“He enfocado durante toda mi vida a los pobres. Los ricos ya tienen sus propios fotógrafos», dijo en 2003 Milton Rogovin, que murió ayer a los 101 años de edad.
Tenía razón: ya hay sobrados (en todos los sentidos) fotógrafos especializados en editoriales de moda, retratos de estrellas de cine, photocalls de celebrities o posados de intelectuales-gadget.
Durante medio siglo, Rogovin se encargó de retratar el otro mundo, más ancho y diverso que el maquillado que nos muestran los fotógrafos académicos de grandes paisajes, grandes personajes, gran aparataje e insignificante conciencia.
Rogovin estuvo en los humilladeros de las minas de carbón, en las esquinas veladas de los Apalaches, en el Chile donde brotaba la esperanza allendista (invitado por Neruda), en los pueblos de olvidado adobe de Yemen, en los barrios de sudor y sangre del Lower West Side de Buffalo, en las reservas-gulags donde languidecen los indios de las praderas…
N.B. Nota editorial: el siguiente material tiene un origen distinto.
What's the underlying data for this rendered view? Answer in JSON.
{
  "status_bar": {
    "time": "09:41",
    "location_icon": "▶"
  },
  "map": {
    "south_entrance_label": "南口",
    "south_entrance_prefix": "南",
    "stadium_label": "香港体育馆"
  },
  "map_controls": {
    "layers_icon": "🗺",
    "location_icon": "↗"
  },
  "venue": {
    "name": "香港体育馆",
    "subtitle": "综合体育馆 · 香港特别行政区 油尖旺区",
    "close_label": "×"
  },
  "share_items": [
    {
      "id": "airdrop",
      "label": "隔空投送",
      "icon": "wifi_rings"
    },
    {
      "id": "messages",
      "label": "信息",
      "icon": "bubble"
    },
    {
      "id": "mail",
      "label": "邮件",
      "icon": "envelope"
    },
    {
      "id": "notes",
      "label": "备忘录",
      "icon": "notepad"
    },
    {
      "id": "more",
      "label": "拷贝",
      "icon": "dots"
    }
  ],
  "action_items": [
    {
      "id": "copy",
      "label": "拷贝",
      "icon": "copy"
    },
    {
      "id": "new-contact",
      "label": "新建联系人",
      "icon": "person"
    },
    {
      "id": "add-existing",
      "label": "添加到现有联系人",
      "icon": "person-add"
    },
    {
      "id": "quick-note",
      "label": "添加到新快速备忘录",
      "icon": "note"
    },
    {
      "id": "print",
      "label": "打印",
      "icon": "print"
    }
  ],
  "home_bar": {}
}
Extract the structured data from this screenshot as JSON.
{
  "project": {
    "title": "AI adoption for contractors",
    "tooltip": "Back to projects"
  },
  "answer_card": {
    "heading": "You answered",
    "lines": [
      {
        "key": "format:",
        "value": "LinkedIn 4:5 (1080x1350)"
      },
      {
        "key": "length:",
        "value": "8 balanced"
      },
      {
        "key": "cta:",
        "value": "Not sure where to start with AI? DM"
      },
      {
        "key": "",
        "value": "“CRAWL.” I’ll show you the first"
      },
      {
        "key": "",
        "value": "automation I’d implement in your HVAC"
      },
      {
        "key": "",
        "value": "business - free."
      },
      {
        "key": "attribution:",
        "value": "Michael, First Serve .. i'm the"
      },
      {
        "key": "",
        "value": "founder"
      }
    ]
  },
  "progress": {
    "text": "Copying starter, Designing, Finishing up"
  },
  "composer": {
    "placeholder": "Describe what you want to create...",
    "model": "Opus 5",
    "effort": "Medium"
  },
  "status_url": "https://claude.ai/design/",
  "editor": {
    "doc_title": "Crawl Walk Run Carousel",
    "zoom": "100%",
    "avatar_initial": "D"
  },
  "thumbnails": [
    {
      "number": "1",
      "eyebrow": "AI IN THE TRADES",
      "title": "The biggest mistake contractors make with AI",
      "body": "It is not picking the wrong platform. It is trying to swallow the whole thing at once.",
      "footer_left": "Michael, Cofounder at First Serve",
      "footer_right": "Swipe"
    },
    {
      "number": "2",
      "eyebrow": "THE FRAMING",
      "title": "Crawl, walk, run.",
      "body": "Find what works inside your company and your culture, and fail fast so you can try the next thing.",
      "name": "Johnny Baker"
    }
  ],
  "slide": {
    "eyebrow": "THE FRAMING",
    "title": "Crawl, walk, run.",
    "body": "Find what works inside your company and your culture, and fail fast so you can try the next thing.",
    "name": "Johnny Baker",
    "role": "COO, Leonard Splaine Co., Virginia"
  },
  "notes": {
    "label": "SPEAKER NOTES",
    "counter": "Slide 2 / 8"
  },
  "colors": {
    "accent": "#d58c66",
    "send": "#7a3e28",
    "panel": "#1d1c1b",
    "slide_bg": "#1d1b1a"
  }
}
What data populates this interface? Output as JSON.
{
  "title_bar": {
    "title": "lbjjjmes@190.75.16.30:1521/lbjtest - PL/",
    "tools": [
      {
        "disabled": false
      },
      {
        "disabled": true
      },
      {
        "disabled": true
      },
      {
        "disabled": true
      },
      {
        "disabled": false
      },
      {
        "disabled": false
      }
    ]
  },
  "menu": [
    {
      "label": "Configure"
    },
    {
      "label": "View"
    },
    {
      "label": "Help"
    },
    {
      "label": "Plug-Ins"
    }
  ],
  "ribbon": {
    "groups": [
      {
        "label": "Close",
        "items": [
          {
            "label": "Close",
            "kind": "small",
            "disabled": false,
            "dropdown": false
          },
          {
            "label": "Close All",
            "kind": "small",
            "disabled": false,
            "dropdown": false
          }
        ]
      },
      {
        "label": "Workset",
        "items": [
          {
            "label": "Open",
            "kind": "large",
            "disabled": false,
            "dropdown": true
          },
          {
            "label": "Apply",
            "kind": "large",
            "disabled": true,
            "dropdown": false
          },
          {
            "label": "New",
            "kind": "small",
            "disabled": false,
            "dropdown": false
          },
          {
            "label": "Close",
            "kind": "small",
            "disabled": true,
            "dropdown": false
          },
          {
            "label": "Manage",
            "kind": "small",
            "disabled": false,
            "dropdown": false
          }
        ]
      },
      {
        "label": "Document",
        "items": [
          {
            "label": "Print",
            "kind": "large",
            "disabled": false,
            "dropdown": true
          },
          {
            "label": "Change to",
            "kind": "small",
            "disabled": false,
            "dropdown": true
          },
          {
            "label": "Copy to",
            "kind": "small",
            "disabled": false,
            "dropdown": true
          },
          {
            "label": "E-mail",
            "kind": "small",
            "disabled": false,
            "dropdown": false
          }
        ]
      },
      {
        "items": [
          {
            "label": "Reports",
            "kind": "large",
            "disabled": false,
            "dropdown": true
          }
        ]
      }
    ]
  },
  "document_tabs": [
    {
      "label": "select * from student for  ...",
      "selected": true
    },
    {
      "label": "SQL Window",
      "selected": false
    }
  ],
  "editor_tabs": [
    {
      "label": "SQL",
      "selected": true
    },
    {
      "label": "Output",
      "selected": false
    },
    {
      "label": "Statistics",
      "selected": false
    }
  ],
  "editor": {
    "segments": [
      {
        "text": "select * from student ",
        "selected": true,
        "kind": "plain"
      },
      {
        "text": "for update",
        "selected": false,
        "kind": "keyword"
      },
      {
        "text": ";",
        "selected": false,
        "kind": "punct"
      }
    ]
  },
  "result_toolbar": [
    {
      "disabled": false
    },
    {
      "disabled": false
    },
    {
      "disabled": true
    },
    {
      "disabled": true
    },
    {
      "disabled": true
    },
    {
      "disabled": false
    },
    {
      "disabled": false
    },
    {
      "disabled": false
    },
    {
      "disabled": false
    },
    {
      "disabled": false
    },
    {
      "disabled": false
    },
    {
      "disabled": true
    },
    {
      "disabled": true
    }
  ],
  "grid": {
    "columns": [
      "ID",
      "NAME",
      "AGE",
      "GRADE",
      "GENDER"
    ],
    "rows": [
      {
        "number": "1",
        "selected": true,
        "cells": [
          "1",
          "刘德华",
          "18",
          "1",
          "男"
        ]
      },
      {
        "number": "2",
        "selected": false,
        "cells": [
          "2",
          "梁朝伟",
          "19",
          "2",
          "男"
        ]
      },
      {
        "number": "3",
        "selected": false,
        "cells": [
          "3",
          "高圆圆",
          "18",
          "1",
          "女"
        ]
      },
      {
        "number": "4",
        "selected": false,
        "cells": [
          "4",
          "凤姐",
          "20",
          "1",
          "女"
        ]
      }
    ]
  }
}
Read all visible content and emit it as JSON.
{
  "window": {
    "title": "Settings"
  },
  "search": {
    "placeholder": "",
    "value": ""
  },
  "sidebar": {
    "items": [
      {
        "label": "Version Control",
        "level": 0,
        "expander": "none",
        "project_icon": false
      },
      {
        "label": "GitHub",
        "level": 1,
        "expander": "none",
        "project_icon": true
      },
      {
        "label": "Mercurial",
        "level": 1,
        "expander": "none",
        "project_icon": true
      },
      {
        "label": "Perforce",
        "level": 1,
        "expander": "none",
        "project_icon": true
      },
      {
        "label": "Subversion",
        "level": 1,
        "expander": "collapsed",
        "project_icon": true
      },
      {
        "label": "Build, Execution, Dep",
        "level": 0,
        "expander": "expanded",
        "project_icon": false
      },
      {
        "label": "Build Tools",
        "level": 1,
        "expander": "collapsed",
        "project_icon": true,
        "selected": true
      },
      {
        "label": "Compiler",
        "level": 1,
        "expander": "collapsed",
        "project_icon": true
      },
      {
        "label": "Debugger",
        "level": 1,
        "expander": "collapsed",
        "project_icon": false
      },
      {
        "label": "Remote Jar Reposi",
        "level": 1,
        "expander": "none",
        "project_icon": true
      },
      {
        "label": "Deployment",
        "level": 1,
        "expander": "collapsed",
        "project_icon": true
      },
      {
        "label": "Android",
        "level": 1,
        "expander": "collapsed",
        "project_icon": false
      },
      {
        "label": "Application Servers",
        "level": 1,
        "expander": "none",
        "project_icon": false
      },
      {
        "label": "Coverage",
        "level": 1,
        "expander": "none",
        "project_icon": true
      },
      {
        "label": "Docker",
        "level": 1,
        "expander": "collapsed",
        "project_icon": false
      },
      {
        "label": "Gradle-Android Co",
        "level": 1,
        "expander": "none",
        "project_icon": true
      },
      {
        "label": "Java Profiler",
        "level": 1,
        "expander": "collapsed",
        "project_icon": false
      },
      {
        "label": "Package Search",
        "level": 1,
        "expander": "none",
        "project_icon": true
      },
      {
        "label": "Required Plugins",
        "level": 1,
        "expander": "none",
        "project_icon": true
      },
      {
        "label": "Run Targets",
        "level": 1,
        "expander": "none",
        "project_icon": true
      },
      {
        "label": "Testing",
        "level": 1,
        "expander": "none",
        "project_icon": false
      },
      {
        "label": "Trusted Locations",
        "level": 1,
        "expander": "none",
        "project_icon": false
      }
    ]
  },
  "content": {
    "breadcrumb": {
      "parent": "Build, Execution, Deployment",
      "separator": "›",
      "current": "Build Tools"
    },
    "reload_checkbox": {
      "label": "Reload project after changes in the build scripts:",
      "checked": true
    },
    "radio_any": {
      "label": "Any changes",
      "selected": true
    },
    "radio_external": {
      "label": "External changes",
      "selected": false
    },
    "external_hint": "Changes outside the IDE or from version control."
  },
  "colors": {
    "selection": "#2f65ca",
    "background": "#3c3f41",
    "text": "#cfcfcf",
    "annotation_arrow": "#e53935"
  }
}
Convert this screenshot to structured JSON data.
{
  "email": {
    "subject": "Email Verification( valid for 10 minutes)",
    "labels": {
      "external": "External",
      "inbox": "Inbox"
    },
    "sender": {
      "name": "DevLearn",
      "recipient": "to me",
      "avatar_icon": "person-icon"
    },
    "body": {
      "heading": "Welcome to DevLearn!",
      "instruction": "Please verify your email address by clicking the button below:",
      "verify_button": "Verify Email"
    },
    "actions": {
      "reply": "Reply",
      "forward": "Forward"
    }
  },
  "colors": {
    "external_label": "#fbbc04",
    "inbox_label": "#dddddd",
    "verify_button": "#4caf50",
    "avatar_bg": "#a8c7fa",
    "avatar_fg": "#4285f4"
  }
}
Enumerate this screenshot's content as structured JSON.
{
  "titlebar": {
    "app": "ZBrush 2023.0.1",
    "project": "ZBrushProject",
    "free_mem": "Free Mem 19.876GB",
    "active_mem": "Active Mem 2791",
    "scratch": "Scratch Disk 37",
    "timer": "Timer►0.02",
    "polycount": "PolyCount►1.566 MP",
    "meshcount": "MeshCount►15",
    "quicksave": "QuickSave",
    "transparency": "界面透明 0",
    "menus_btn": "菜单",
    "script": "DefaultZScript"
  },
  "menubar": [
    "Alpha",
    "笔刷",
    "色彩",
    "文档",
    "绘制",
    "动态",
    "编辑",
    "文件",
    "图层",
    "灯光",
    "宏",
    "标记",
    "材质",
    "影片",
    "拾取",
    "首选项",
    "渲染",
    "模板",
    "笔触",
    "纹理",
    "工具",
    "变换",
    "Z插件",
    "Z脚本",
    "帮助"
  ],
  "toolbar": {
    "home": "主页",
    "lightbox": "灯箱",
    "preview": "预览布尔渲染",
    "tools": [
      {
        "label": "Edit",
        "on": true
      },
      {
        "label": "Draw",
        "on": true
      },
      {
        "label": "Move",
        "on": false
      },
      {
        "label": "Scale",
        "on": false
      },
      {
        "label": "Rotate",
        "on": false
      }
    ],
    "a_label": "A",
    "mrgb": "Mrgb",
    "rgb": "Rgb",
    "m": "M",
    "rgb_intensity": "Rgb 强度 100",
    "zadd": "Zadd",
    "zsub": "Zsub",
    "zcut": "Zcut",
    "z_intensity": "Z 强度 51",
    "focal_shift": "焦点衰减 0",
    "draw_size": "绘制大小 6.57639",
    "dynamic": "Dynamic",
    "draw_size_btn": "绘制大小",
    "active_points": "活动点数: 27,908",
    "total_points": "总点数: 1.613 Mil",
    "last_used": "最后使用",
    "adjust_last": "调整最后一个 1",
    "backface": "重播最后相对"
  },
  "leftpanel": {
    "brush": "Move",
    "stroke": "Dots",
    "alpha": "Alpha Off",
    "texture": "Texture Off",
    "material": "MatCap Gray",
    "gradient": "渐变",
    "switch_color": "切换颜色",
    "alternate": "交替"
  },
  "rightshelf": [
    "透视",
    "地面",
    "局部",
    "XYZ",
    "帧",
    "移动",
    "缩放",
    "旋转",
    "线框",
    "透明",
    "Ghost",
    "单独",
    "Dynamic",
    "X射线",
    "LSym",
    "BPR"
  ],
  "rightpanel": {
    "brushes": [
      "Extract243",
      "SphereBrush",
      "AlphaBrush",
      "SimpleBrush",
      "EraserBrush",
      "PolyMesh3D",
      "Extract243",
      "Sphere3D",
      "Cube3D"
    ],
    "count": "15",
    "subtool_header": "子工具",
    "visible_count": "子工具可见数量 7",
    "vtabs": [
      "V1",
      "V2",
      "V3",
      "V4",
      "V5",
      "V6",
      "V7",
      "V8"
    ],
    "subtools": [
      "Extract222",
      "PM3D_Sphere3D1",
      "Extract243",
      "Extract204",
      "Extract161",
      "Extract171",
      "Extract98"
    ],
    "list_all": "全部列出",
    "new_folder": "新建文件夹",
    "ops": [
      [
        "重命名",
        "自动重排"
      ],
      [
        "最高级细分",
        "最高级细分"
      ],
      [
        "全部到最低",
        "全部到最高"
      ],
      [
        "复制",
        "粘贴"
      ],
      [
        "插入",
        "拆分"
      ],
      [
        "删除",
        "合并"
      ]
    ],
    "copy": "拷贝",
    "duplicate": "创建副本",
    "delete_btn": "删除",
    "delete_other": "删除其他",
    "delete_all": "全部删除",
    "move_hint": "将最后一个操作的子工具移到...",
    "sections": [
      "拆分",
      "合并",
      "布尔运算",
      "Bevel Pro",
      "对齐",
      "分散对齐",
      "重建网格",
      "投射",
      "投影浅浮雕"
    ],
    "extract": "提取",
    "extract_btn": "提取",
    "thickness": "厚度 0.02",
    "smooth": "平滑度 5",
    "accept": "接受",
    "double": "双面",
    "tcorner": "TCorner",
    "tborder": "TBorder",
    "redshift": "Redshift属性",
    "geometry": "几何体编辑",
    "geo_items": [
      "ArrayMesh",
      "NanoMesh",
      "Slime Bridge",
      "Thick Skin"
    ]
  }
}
En los tenebrosos años cincuenta le acusaron de ejercer el comunismo con una cámara de fotos. Rogovin consideró la acusación como un halago y siguió haciendo fotos. Era su forma de profesar, en silencio, la religión sin dios de los olvidados.
Hijo de inmigrantes lituano-judíos, nacido en Brooklyn en 1909, óptico de profesión inicial, izquierdista porque sí y fotógrafo honesto, Rogovin deja miles de negativos. Ninguno de ellos murió el martes.
¡Fantastico trabajo!. La fotografía real, sin artifícios, ni trampa.